Categories: Utah Court Opinions

PROVO CITY v. STACY, 2000 UT App 337

Provo City, Plaintiff and Appellee, v. James Dennis Stacy, Defendant and Appellant.

Case No. 991032-CA.Utah Court of Appeals.
Filed November 30, 2000. (Not For Official Publication)

[EDITOR’S NOTE: This case is unpublished as indicated by the issuing court.]

Appeal from the Fourth District, Provo Department, The Honorable Donald J. Eyre.

Dana M. Facemyer, Provo, for Appellant.

Vernon F. Romney, Provo, for Appellee.

Before Judges Greenwood, Orme, and Thorne.

MEMORANDUM DECISION
PER CURIAM:

Defendant’s appellate counsel filed a memorandum on October 20, 2000 requesting permission to withdraw. Counsel represented that after review of the record, he found no issues warranting appeal. However, even if counsel believes the issues on appeal are entirely without merit, he cannot be relieved of his obligation to assist his client simply by filing a memorandum. Instead, counsel must comply with the requirements of Anders v. California, 386 U.S. 738 (1967), and State v. Clayton, 639 P.2d 168, 169-70 (Utah 1981).

As we emphasized recently in State v. Wells, 2000 UT App 304, ¶ 7,Anders and Clayton require that an attorney’s request to withdraw “must be accompanied by a brief referring to anything in the record that might arguably support the appeal.” Before filing the brief, counsel must furnish the brief to the client, and the client must be afforded time to raise additional issues. Id. at ¶¶ 7,9. If the client raises further issues, the attorney must brief those issues in the opening brief or in a supplemental brief. Id. at ¶ 10. In this case, the certificate of service filed with counsel’s memorandum does not indicate that the memorandum was even served on defendant.[1] The memorandum itself does not comply substantively or procedurally with Anders or the Utah cases following it, nor does it constitute, or substitute for, a brief complying with rule 24 of the Utah Rules of Appellate Procedure.

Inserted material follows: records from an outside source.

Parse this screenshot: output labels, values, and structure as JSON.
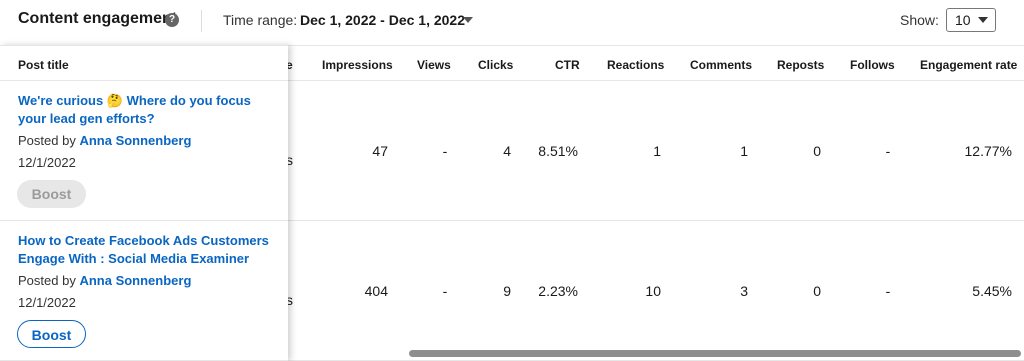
{
  "header": {
    "title": "Content engagement",
    "help_icon": "?",
    "time_range_label": "Time range:",
    "time_range_value": "Dec 1, 2022 - Dec 1, 2022",
    "show_label": "Show:",
    "show_value": "10"
  },
  "table": {
    "columns": {
      "post_title": "Post title",
      "partial": "e",
      "impressions": "Impressions",
      "views": "Views",
      "clicks": "Clicks",
      "ctr": "CTR",
      "reactions": "Reactions",
      "comments": "Comments",
      "reposts": "Reposts",
      "follows": "Follows",
      "engagement_rate": "Engagement rate"
    },
    "rows": [
      {
        "title": "We're curious 🤔 Where do you focus your lead gen efforts?",
        "posted_by_label": "Posted by",
        "author": "Anna Sonnenberg",
        "date": "12/1/2022",
        "boost": "Boost",
        "boost_enabled": false,
        "partial": "s",
        "impressions": "47",
        "views": "-",
        "clicks": "4",
        "ctr": "8.51%",
        "reactions": "1",
        "comments": "1",
        "reposts": "0",
        "follows": "-",
        "engagement_rate": "12.77%"
      },
      {
        "title": "How to Create Facebook Ads Customers Engage With : Social Media Examiner",
        "posted_by_label": "Posted by",
        "author": "Anna Sonnenberg",
        "date": "12/1/2022",
        "boost": "Boost",
        "boost_enabled": true,
        "partial": "s",
        "impressions": "404",
        "views": "-",
        "clicks": "9",
        "ctr": "2.23%",
        "reactions": "10",
        "comments": "3",
        "reposts": "0",
        "follows": "-",
        "engagement_rate": "5.45%"
      }
    ]
  },
  "colors": {
    "link": "#0a66c2",
    "text": "#1a1a1a",
    "boost_disabled_bg": "#e7e7e7"
  }
}
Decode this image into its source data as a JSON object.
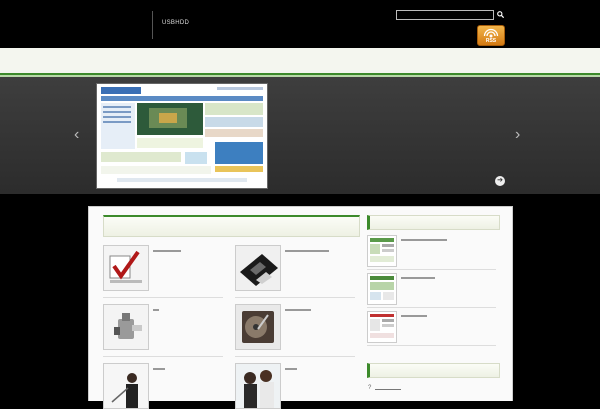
{
  "header": {
    "tagline": "USBHDD",
    "search": {
      "value": "",
      "placeholder": ""
    },
    "search_icon": "search-icon",
    "rss_label": "RSS"
  },
  "slider": {
    "prev_icon": "chevron-left-icon",
    "next_icon": "chevron-right-icon",
    "prev_glyph": "‹",
    "next_glyph": "›",
    "play_glyph": "➔",
    "slide_image": "website-screenshot"
  },
  "main": {
    "posts": [
      {
        "thumb": "checkmark-image"
      },
      {
        "thumb": "floppy-disk-image"
      },
      {
        "thumb": "usb-drive-image"
      },
      {
        "thumb": "hard-drive-image"
      },
      {
        "thumb": "presenter-image"
      },
      {
        "thumb": "office-workers-image"
      }
    ]
  },
  "sidebar": {
    "recent": [
      {
        "thumb": "web-page-thumb"
      },
      {
        "thumb": "web-page-thumb"
      },
      {
        "thumb": "web-page-thumb"
      }
    ],
    "link_bullet": "?"
  },
  "colors": {
    "accent_green": "#3c8a2b",
    "nav_bg": "#f4f6ef",
    "rss_orange": "#e9962a"
  }
}
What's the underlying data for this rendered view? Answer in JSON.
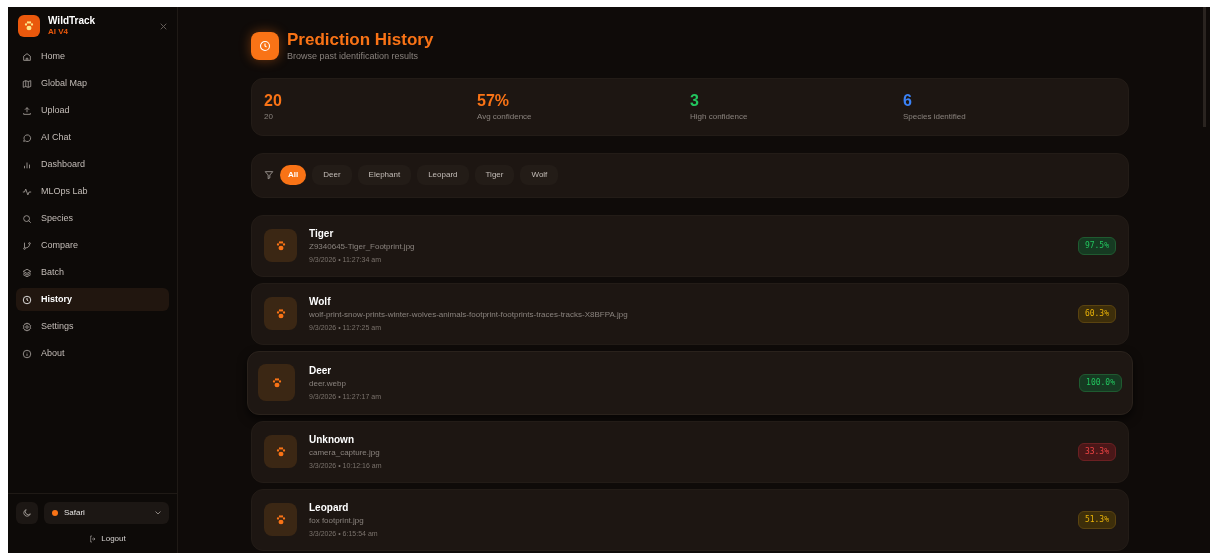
{
  "sidebar": {
    "brand": {
      "name": "WildTrack",
      "version": "AI V4"
    },
    "items": [
      {
        "label": "Home",
        "selected": false
      },
      {
        "label": "Global Map",
        "selected": false
      },
      {
        "label": "Upload",
        "selected": false
      },
      {
        "label": "AI Chat",
        "selected": false
      },
      {
        "label": "Dashboard",
        "selected": false
      },
      {
        "label": "MLOps Lab",
        "selected": false
      },
      {
        "label": "Species",
        "selected": false
      },
      {
        "label": "Compare",
        "selected": false
      },
      {
        "label": "Batch",
        "selected": false
      },
      {
        "label": "History",
        "selected": true
      },
      {
        "label": "Settings",
        "selected": false
      },
      {
        "label": "About",
        "selected": false
      }
    ],
    "habitat": {
      "label": "Safari",
      "color": "#f97316"
    },
    "logout": "Logout"
  },
  "header": {
    "title": "Prediction History",
    "subtitle": "Browse past identification results"
  },
  "stats": [
    {
      "value": "20",
      "label": "20",
      "color": "#f97316"
    },
    {
      "value": "57%",
      "label": "Avg confidence",
      "color": "#f97316"
    },
    {
      "value": "3",
      "label": "High confidence",
      "color": "#22c55e"
    },
    {
      "value": "6",
      "label": "Species identified",
      "color": "#3b82f6"
    }
  ],
  "filters": [
    {
      "label": "All",
      "selected": true
    },
    {
      "label": "Deer",
      "selected": false
    },
    {
      "label": "Elephant",
      "selected": false
    },
    {
      "label": "Leopard",
      "selected": false
    },
    {
      "label": "Tiger",
      "selected": false
    },
    {
      "label": "Wolf",
      "selected": false
    }
  ],
  "records": [
    {
      "species": "Tiger",
      "file": "Z9340645-Tiger_Footprint.jpg",
      "time": "9/3/2026 • 11:27:34 am",
      "confidence": "97.5%",
      "kind": "high",
      "hovered": false
    },
    {
      "species": "Wolf",
      "file": "wolf-print-snow-prints-winter-wolves-animals-footprint-footprints-traces-tracks-X8BFPA.jpg",
      "time": "9/3/2026 • 11:27:25 am",
      "confidence": "60.3%",
      "kind": "medium",
      "hovered": false
    },
    {
      "species": "Deer",
      "file": "deer.webp",
      "time": "9/3/2026 • 11:27:17 am",
      "confidence": "100.0%",
      "kind": "high",
      "hovered": true
    },
    {
      "species": "Unknown",
      "file": "camera_capture.jpg",
      "time": "3/3/2026 • 10:12:16 am",
      "confidence": "33.3%",
      "kind": "low",
      "hovered": false
    },
    {
      "species": "Leopard",
      "file": "fox footprint.jpg",
      "time": "3/3/2026 • 6:15:54 am",
      "confidence": "51.3%",
      "kind": "medium",
      "hovered": false
    }
  ]
}
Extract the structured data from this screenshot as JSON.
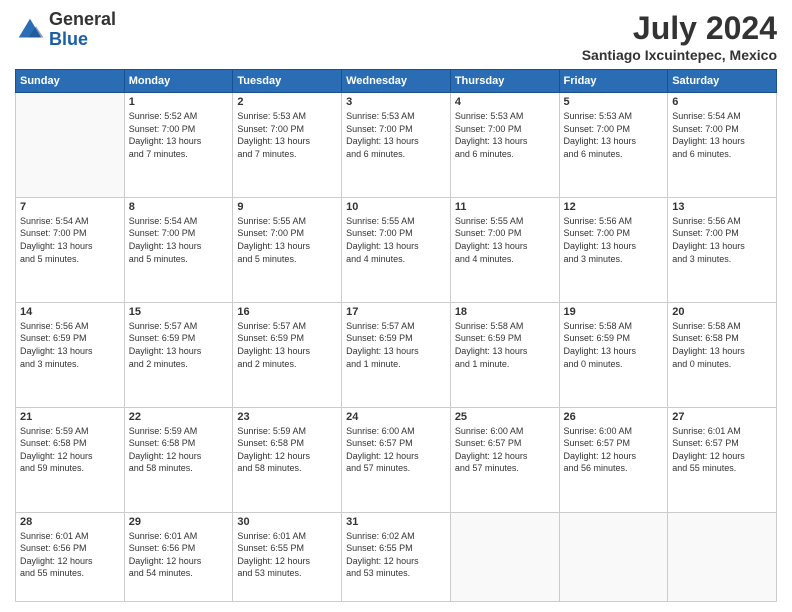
{
  "logo": {
    "general": "General",
    "blue": "Blue"
  },
  "header": {
    "month": "July 2024",
    "location": "Santiago Ixcuintepec, Mexico"
  },
  "columns": [
    "Sunday",
    "Monday",
    "Tuesday",
    "Wednesday",
    "Thursday",
    "Friday",
    "Saturday"
  ],
  "weeks": [
    [
      {
        "day": "",
        "detail": ""
      },
      {
        "day": "1",
        "detail": "Sunrise: 5:52 AM\nSunset: 7:00 PM\nDaylight: 13 hours\nand 7 minutes."
      },
      {
        "day": "2",
        "detail": "Sunrise: 5:53 AM\nSunset: 7:00 PM\nDaylight: 13 hours\nand 7 minutes."
      },
      {
        "day": "3",
        "detail": "Sunrise: 5:53 AM\nSunset: 7:00 PM\nDaylight: 13 hours\nand 6 minutes."
      },
      {
        "day": "4",
        "detail": "Sunrise: 5:53 AM\nSunset: 7:00 PM\nDaylight: 13 hours\nand 6 minutes."
      },
      {
        "day": "5",
        "detail": "Sunrise: 5:53 AM\nSunset: 7:00 PM\nDaylight: 13 hours\nand 6 minutes."
      },
      {
        "day": "6",
        "detail": "Sunrise: 5:54 AM\nSunset: 7:00 PM\nDaylight: 13 hours\nand 6 minutes."
      }
    ],
    [
      {
        "day": "7",
        "detail": "Sunrise: 5:54 AM\nSunset: 7:00 PM\nDaylight: 13 hours\nand 5 minutes."
      },
      {
        "day": "8",
        "detail": "Sunrise: 5:54 AM\nSunset: 7:00 PM\nDaylight: 13 hours\nand 5 minutes."
      },
      {
        "day": "9",
        "detail": "Sunrise: 5:55 AM\nSunset: 7:00 PM\nDaylight: 13 hours\nand 5 minutes."
      },
      {
        "day": "10",
        "detail": "Sunrise: 5:55 AM\nSunset: 7:00 PM\nDaylight: 13 hours\nand 4 minutes."
      },
      {
        "day": "11",
        "detail": "Sunrise: 5:55 AM\nSunset: 7:00 PM\nDaylight: 13 hours\nand 4 minutes."
      },
      {
        "day": "12",
        "detail": "Sunrise: 5:56 AM\nSunset: 7:00 PM\nDaylight: 13 hours\nand 3 minutes."
      },
      {
        "day": "13",
        "detail": "Sunrise: 5:56 AM\nSunset: 7:00 PM\nDaylight: 13 hours\nand 3 minutes."
      }
    ],
    [
      {
        "day": "14",
        "detail": "Sunrise: 5:56 AM\nSunset: 6:59 PM\nDaylight: 13 hours\nand 3 minutes."
      },
      {
        "day": "15",
        "detail": "Sunrise: 5:57 AM\nSunset: 6:59 PM\nDaylight: 13 hours\nand 2 minutes."
      },
      {
        "day": "16",
        "detail": "Sunrise: 5:57 AM\nSunset: 6:59 PM\nDaylight: 13 hours\nand 2 minutes."
      },
      {
        "day": "17",
        "detail": "Sunrise: 5:57 AM\nSunset: 6:59 PM\nDaylight: 13 hours\nand 1 minute."
      },
      {
        "day": "18",
        "detail": "Sunrise: 5:58 AM\nSunset: 6:59 PM\nDaylight: 13 hours\nand 1 minute."
      },
      {
        "day": "19",
        "detail": "Sunrise: 5:58 AM\nSunset: 6:59 PM\nDaylight: 13 hours\nand 0 minutes."
      },
      {
        "day": "20",
        "detail": "Sunrise: 5:58 AM\nSunset: 6:58 PM\nDaylight: 13 hours\nand 0 minutes."
      }
    ],
    [
      {
        "day": "21",
        "detail": "Sunrise: 5:59 AM\nSunset: 6:58 PM\nDaylight: 12 hours\nand 59 minutes."
      },
      {
        "day": "22",
        "detail": "Sunrise: 5:59 AM\nSunset: 6:58 PM\nDaylight: 12 hours\nand 58 minutes."
      },
      {
        "day": "23",
        "detail": "Sunrise: 5:59 AM\nSunset: 6:58 PM\nDaylight: 12 hours\nand 58 minutes."
      },
      {
        "day": "24",
        "detail": "Sunrise: 6:00 AM\nSunset: 6:57 PM\nDaylight: 12 hours\nand 57 minutes."
      },
      {
        "day": "25",
        "detail": "Sunrise: 6:00 AM\nSunset: 6:57 PM\nDaylight: 12 hours\nand 57 minutes."
      },
      {
        "day": "26",
        "detail": "Sunrise: 6:00 AM\nSunset: 6:57 PM\nDaylight: 12 hours\nand 56 minutes."
      },
      {
        "day": "27",
        "detail": "Sunrise: 6:01 AM\nSunset: 6:57 PM\nDaylight: 12 hours\nand 55 minutes."
      }
    ],
    [
      {
        "day": "28",
        "detail": "Sunrise: 6:01 AM\nSunset: 6:56 PM\nDaylight: 12 hours\nand 55 minutes."
      },
      {
        "day": "29",
        "detail": "Sunrise: 6:01 AM\nSunset: 6:56 PM\nDaylight: 12 hours\nand 54 minutes."
      },
      {
        "day": "30",
        "detail": "Sunrise: 6:01 AM\nSunset: 6:55 PM\nDaylight: 12 hours\nand 53 minutes."
      },
      {
        "day": "31",
        "detail": "Sunrise: 6:02 AM\nSunset: 6:55 PM\nDaylight: 12 hours\nand 53 minutes."
      },
      {
        "day": "",
        "detail": ""
      },
      {
        "day": "",
        "detail": ""
      },
      {
        "day": "",
        "detail": ""
      }
    ]
  ]
}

Accordingly, the memorandum filed October 20, 2000 is stricken. Counsel is ordered to file, in accordance with the Utah Rules of Appellate Procedure, either a regular brief or a brief complying fully with the requirements of Anders, Clayton, and Wells within 40 days of the date of this order. Alternatively, the parties may stipulate to dismiss the appeal in accordance with rule 37(b). We note that appellant’s brief was originally due on June 9, 2000 and we have granted several extensions of time to allow counsel to file his brief. Counsel should expect that no further extensions will be granted. Moreover, any failure to comply with this directive will be treated as contempt of court.

Pamela T. Greenwood, Presiding Judge, Norman H. Jackson, Associate Presiding Judge, Gregory K. Orme, Judge.

[1] Counsel represents that defendant agrees that no appealable issues exist. If an appellant guaranteed the right to effective assistance of counsel chooses to dismiss his appeal voluntarily, the correct procedure under Utah Rule of Appellate Procedure 37(b) is for the parties to file a stipulation accompanied by defendant’s “personal affidavit demonstrating that appellant’s decision to dismiss the appeal is voluntary and made with knowledge of the right to an appeal and an understanding of the consequences of voluntary dismissal.”